UmweltDie USA verließen wie von Trump angekündigt im August 2017 wie angekündigt das Pariser Klimaabkommen. Der Austrittsprozess wird in voraussichtlich zweieinhalb Jahren abgeschlossen sein. Die Vereinigten Staaten wären dann der einzige Staat, der nicht mehr Teil des Abkommens ist. Sogar Syrien und Nicaragua haben die Vereinbarung inzwischen unterzeichnet. Frankreich hat angekündigt, die Finanzierung des wichtigen wissenschaftlichen Weltklimarats von den USA zu übernehmen.
Auf nationaler Ebene hat Trump die Umweltbehörde EPA, ein wichtiges Instrument von Ex-Präsident Obama für Umweltschutz, geschwächt. Es begann damit, dass er Scott Pruitt im Februar 2017 an die Spitze der Behörde setzte. Pruitt hatte als Justizminister des Öl-Bundesstaates Oklahoma die EPA mehrmals verklagt, setzte sich für die Interessen der Ölindustrie ein. Er hatte gegen Umweltauflagen für die Branche gefochten, die den Schutz vor Luft- und Wasserverschmutzung vorsahen - und die er nun komplett stoppen will. In der Vergangenheit zog er ebenso wie Trump den menschengemachten Klimawandel in Zweifel.
Der noch nicht verabschiedete Haushalt für das Jahr 2018 sieht Budgetkürzungen bei der EPA von rund einem Drittel vor. Ein Fünftel der Mitarbeiter müsste gehen, das sind rund 3200 Beschäftigte. Energieminister Rick Perry wollte die EPA sogar komplett abschaffen, was er inzwischen jedoch bestreitet. Pruitt will Obamas "Clean Power Plan", der Kohleverbrennung reduzieren und Erneuerbare Energien fördern soll, beenden. "Der Krieg gegen die Kohle ist vorbei", sagte Pruitt im Oktober.

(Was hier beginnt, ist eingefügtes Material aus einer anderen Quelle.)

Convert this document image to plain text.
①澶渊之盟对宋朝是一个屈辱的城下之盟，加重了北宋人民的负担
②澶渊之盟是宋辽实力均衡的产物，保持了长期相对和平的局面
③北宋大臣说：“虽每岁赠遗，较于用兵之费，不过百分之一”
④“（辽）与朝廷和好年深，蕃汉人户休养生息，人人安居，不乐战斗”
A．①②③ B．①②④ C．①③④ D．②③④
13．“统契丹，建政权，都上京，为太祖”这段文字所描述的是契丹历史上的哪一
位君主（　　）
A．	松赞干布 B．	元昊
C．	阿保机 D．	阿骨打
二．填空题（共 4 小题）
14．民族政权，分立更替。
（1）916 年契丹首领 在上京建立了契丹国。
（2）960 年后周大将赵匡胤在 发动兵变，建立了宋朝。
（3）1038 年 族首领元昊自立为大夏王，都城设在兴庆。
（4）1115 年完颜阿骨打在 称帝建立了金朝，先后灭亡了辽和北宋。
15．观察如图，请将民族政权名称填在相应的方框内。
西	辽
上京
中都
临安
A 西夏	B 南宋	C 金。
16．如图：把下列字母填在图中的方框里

Politisch und womöglich juristisch helfen könnte die Entscheidung von Trumps Regierung, den Klimawandel am 18. Dezember 2017 von der Liste der Gefahren für die nationale Sicherheit zu streichen.

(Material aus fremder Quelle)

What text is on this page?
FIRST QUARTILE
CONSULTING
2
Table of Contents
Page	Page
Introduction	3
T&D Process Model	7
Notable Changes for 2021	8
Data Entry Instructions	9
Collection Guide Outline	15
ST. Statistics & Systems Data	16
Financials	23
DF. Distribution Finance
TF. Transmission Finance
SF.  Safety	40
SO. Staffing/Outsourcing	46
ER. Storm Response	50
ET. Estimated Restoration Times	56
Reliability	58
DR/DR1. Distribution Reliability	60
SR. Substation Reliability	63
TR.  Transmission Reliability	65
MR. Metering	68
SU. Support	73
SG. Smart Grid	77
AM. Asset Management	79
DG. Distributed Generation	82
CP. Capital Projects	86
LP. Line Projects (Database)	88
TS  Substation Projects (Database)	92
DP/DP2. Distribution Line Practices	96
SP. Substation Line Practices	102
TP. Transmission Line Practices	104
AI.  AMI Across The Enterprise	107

Seit Trumps Amtsantritt hat die US-Verwaltung umfassende Gebiete für den Abbau von fossilen Energieträgern freigegeben und Dutzende Umweltauflagen wieder abgeschafft. Trump öffnete bislang geschützte Gebiete, etwa in Alaska, für Öl- und Gasförderer. Die Rohölexporte der USA haben sich seit Trumps Amtsantritt verdreifacht. Anfang Januar veröffentlichte die Verwaltung ihren Plan, ab 2019 alle Küsten für Offshore-Bohrungen freigeben zu wollen.